19. USE OF DATA. The Customer acknowledges that PRECISION is the author of all drawings, models, compilations and other work product created by PRECISION for Customer’s use, whether in hardcopy or electronic format (collectively, the “PRECISION Files”), and agrees that PRECISION shall own all property rights related thereto, including all common law, statutory and other rights, including copyrights. PRECISION hereby grants Customer a non-transferable license to utilize the PRECISION Files solely in connection with the construction project specified in the Work Order (the “Project”). The rights licensed to Customer are for the internal use of the Customer only and may not be assigned, transferred or sublicensed. The Customer agrees to not alter, modify or to use the PRECISION Files, in whole or in part, for any purpose other than the Project. The Customer shall treat as confidential the PRECISION Files, including the price, size and design. Customer shall not disclose the PRECISION Files to any party, including, without limitation, other contractors working on the Project, without the prior written consent of PRECISION.

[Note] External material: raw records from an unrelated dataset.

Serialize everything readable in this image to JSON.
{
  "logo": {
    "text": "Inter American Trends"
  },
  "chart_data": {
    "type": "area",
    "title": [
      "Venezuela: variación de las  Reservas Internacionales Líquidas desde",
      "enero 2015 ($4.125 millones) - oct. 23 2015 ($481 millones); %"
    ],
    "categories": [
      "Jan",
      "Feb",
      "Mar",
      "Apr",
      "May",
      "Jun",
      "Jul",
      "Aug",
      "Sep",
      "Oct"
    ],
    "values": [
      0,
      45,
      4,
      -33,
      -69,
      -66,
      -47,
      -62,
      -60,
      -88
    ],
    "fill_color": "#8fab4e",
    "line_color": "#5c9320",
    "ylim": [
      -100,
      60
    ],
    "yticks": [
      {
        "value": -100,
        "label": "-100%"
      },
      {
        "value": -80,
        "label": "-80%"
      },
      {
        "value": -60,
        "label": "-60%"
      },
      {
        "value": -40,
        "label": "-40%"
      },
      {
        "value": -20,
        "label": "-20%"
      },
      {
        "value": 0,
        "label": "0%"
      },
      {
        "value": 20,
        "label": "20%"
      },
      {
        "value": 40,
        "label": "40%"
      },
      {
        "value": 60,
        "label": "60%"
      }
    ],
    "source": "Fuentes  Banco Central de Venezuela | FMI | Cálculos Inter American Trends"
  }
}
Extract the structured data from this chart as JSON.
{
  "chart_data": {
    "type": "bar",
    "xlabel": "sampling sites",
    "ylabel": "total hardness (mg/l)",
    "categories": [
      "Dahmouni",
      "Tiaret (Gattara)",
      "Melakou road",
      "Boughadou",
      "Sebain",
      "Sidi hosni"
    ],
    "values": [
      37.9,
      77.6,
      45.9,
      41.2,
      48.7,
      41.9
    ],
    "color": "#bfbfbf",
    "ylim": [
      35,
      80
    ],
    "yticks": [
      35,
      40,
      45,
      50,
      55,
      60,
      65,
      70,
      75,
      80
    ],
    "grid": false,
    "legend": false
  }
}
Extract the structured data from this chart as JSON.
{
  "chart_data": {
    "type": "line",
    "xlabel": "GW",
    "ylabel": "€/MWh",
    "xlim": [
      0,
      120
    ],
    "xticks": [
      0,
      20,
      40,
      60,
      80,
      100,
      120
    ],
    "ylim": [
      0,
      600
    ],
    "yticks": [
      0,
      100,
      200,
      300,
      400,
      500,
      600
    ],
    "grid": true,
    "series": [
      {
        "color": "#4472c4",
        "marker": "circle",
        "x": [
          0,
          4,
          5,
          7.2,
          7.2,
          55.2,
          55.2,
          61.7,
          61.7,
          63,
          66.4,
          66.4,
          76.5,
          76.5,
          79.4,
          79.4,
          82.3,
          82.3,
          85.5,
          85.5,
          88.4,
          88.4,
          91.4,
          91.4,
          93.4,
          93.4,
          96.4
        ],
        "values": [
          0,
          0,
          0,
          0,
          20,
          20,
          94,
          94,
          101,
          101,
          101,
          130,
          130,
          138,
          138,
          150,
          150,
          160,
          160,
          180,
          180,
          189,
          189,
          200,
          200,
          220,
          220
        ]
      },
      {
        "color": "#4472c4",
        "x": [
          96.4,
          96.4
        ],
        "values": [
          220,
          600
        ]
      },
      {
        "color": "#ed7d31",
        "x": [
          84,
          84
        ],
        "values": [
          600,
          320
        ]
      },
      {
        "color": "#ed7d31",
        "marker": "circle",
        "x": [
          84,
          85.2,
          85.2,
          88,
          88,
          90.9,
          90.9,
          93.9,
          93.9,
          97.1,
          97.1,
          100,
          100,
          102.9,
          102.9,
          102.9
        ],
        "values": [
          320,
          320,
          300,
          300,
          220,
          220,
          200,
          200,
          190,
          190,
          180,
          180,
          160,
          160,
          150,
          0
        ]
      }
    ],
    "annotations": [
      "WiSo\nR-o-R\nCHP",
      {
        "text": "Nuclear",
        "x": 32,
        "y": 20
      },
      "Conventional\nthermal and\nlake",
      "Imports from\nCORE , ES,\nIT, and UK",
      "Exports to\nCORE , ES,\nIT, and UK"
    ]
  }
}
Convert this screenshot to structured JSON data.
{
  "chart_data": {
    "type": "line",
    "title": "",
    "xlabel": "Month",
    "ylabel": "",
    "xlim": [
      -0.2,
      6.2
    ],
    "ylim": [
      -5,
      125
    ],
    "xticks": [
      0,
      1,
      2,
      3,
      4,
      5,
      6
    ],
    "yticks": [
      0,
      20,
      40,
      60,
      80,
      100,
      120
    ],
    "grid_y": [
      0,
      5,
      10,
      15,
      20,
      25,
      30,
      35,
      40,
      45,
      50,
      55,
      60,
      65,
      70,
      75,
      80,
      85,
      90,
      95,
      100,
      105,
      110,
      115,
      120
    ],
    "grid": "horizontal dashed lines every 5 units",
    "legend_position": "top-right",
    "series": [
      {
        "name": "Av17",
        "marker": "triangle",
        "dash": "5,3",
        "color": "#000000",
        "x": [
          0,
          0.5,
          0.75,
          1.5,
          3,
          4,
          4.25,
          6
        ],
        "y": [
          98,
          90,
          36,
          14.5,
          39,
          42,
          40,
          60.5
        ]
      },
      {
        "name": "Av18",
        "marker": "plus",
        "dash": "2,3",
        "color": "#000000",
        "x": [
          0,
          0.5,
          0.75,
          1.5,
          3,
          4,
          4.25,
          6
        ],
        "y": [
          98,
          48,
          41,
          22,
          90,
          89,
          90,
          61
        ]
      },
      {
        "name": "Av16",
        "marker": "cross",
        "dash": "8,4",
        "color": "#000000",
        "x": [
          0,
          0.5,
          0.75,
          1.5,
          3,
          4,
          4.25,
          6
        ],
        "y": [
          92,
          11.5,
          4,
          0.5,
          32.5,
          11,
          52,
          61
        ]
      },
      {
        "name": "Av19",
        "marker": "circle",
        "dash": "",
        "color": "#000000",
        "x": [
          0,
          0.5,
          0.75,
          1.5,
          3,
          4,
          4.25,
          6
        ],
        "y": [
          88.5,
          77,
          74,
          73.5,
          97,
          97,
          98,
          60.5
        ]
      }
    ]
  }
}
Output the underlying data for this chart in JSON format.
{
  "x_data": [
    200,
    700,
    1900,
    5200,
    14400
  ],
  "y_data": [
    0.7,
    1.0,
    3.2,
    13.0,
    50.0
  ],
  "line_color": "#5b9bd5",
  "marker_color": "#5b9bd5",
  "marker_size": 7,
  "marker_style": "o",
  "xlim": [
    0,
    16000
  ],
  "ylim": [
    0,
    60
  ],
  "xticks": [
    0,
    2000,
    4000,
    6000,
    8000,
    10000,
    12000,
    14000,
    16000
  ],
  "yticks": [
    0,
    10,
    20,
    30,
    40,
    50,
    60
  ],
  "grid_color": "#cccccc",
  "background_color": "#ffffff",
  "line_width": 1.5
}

20. NOTICES. Any notice to PRECISION shall be sent to PRECISION PRODUCTS, LLC, 1400 Hugh Avenue, Louisville, Kentucky 40213. Any notice to Customer shall be sent to the address stated in the Order.
21. ENTIRE AGREEMENT. These terms and conditions, together with the Order and any other documents referenced herein, contains the complete agreement between the parties hereto and supersedes any prior understanding, agreements or representations by or between the parties, written or oral, which may have related to the subject matter hereof in any way. Any terms or conditions contained in quotes, purchase orders or other documents which are contrary or inconsistent with those contained in this agreement shall be of no force or effect. The terms and conditions set forth above contain all the representations, stipulations, warranties, agreements and understandings with respect to the subject matter of the agreement between the Customer and PRECISION, and its execution has not been induced by any representation, stipulation, warranty, agreement or understanding (including any course of prior dealings between the parties hereto) of any kind other than those set forth above.
22. MODIFICATION. No waiver, modification, or addition to these terms and conditions, or any assignment of Customer’s rights or obligations hereunder shall be valid or binding on PRECISION unless in writing and signed by an authorized PRECISION representative. Changes to the Work Order shall only be binding on PRECISION if a Change Order is signed by an authorized PRECISION representative.
23. GENERAL. The agreement between the Customer and PRECISION and the subject matter connected with the performance thereof shall be construed in accordance with and governed by the laws of the Commonwealth of Kentucky, as if it were executed and performed entirely within Kentucky and shall be construed to be between merchants. Except as expressly provided to the contrary in writing, the provisions herein are between Customer and PRECISION and are for the benefit of the parties hereto and not for any other person. No waiver by PRECISION of any breach of any provision of these terms and conditions will constitute a waiver of any other breach. A party is not liable for failure to perform the party’s obligations hereunder if such failure is as a result of Acts of God (including flood, earthquake, or other natural disasters), war, invasion, act of foreign enemies, hostilities, civil war, rebellion, revolution, insurrection, military or usurped power or confiscation, terrorist activities, riots, government sanction, blockage, or embargo.